How OperaOnline.us viewed it.
"Act I showed great promise. . . the music unfolded in a pleasant modernist-verismo vein, with sung speeches melding seamlessly with the orchestra's Copland-esque fabric. . . But things got downright nasty in Act II as comedy disappeared and moralizing took center stage. . . 'Democracy' proved less an American comedy than an American joke. . . 01.31.05
"This genre of American opera -- heavy with historical fact and determined to create something that is verbal as it is musical -- has not done well. . . 'Democracy' is very well done. . . The production by John Pascoe is simple and elegant, with costumes to match. . ." 01.31.05
How the Baltimore Sun viewied it.
"Wheeler sticks mostly to scatershot melodic lines and cool, almost neo-expressionistic narmonic language. . . the music leaves a dry taste. Even a Fledermaus-like salute to champagne falls flat . . . Pascoe's cinematically paced direction, elegant sets and period costumes, strikingly lit by Jeff Bruckerhoff, gave Democracy a visual vote of confidence. . ." 01.31.05
"I feel about this piece the same way I feel about jazz: I like certain parts that have a melody and keeps itself grounded in the familiar. But when it is just a group of people out there doing their own thing -- well sometimes it can just sound like noise (sorry Mr. Wheeler). I give a great deal of credit to the singers and the orchestra in this regard because it had to be difficult to tell how to keep one’s place or know what was coming next. As noted, the music didn’t seem to have any moorings to grasp onto – either for the singers or the audience.
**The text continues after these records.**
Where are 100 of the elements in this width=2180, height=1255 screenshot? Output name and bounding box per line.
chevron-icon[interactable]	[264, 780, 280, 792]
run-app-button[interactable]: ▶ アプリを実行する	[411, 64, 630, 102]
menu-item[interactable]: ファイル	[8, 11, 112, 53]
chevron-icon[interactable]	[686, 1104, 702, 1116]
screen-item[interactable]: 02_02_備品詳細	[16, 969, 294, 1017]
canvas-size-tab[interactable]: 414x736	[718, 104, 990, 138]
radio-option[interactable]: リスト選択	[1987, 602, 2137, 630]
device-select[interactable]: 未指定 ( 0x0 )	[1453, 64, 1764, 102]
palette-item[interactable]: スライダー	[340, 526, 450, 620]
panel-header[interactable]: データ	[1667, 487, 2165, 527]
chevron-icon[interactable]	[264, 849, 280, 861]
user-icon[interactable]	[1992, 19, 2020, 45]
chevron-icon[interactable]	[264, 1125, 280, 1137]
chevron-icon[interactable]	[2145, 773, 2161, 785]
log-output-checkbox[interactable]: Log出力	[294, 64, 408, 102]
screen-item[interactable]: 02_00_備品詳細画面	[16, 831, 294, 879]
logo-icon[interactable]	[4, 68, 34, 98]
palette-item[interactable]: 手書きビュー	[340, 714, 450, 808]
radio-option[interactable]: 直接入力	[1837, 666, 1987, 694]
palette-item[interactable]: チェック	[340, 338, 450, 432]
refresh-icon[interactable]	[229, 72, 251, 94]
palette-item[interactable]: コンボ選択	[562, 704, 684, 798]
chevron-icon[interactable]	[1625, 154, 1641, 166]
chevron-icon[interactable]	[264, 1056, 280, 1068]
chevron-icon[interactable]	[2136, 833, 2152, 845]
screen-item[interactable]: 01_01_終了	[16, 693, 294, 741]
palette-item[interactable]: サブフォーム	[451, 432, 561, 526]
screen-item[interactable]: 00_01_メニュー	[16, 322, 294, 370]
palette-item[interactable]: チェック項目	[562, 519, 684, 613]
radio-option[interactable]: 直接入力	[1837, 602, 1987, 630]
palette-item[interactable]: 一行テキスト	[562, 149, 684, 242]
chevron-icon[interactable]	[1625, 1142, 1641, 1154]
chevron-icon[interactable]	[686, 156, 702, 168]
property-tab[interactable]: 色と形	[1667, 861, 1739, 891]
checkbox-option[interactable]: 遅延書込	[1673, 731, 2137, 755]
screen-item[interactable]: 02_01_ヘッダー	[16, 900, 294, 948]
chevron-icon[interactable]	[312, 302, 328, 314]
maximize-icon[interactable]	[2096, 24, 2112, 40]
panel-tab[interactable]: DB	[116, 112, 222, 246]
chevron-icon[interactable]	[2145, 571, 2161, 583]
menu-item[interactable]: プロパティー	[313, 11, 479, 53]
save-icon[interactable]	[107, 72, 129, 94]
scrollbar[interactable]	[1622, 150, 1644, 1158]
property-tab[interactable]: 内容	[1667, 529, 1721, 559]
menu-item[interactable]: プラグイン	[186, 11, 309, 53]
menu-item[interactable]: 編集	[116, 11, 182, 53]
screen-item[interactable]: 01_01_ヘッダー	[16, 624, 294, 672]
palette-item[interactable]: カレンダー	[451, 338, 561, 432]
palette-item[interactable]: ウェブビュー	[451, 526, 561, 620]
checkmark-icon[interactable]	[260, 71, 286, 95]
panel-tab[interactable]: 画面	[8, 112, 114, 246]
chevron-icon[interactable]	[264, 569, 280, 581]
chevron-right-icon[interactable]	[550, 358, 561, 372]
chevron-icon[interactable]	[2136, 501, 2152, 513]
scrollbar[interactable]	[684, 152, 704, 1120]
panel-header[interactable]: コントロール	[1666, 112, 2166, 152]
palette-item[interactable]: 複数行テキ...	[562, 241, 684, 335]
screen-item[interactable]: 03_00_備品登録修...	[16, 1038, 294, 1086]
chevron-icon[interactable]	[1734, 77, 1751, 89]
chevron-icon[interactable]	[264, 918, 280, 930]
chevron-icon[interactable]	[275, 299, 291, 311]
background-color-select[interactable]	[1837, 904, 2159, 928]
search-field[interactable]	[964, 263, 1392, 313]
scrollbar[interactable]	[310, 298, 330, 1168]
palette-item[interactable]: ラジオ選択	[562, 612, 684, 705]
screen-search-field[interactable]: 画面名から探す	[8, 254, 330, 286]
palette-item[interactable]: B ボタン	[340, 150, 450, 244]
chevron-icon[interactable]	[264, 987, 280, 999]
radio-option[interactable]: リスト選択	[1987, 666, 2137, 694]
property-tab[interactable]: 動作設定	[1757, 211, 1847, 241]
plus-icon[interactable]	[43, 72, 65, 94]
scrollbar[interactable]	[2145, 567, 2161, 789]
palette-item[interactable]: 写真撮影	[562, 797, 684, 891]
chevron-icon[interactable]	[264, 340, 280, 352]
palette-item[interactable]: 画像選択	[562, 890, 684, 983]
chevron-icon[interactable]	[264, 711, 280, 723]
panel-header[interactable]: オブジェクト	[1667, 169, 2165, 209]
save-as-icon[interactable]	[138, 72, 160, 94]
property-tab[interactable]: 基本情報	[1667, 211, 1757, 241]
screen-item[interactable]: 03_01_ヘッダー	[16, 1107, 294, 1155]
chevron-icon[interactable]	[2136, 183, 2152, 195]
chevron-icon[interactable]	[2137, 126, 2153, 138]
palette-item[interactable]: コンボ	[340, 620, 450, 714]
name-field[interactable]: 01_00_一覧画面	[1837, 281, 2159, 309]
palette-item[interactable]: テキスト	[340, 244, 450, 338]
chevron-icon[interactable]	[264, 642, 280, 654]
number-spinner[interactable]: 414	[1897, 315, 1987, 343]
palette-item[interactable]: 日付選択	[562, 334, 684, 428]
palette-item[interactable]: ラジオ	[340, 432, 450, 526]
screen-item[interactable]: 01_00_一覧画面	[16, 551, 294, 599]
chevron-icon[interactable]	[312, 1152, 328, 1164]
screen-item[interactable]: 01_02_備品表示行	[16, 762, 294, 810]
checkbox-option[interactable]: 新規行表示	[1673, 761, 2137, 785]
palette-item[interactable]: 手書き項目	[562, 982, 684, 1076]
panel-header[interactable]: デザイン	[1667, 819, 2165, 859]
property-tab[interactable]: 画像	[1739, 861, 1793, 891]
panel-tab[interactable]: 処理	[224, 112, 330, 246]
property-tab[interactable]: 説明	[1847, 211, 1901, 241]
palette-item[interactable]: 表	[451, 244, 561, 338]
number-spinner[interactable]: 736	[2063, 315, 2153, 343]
That being said the performers did an outstanding job. The stage, changing many times throughout, was wonderfully designed making it easy to change and maintain all of the needed moods.
The Act II split stage with both couples dueling with their respective love interests was well-done and imaginative. While not perfect, Mr. Wheeler did produce a good piece of American opera and he will likely be sought after for new commissions. For my part, I will continue to study and learn more about this ‘new’ sound in hopes that I, too, will someday stand and applaud and know that it it is not just the vocal ability of the singers that deserve high praise, but also the work of the composer. Here, I go three quarter’s of the way. The performers did a commendable job, the set design and lighting was fine, as was the stage direction; it was the music that failed to take hold."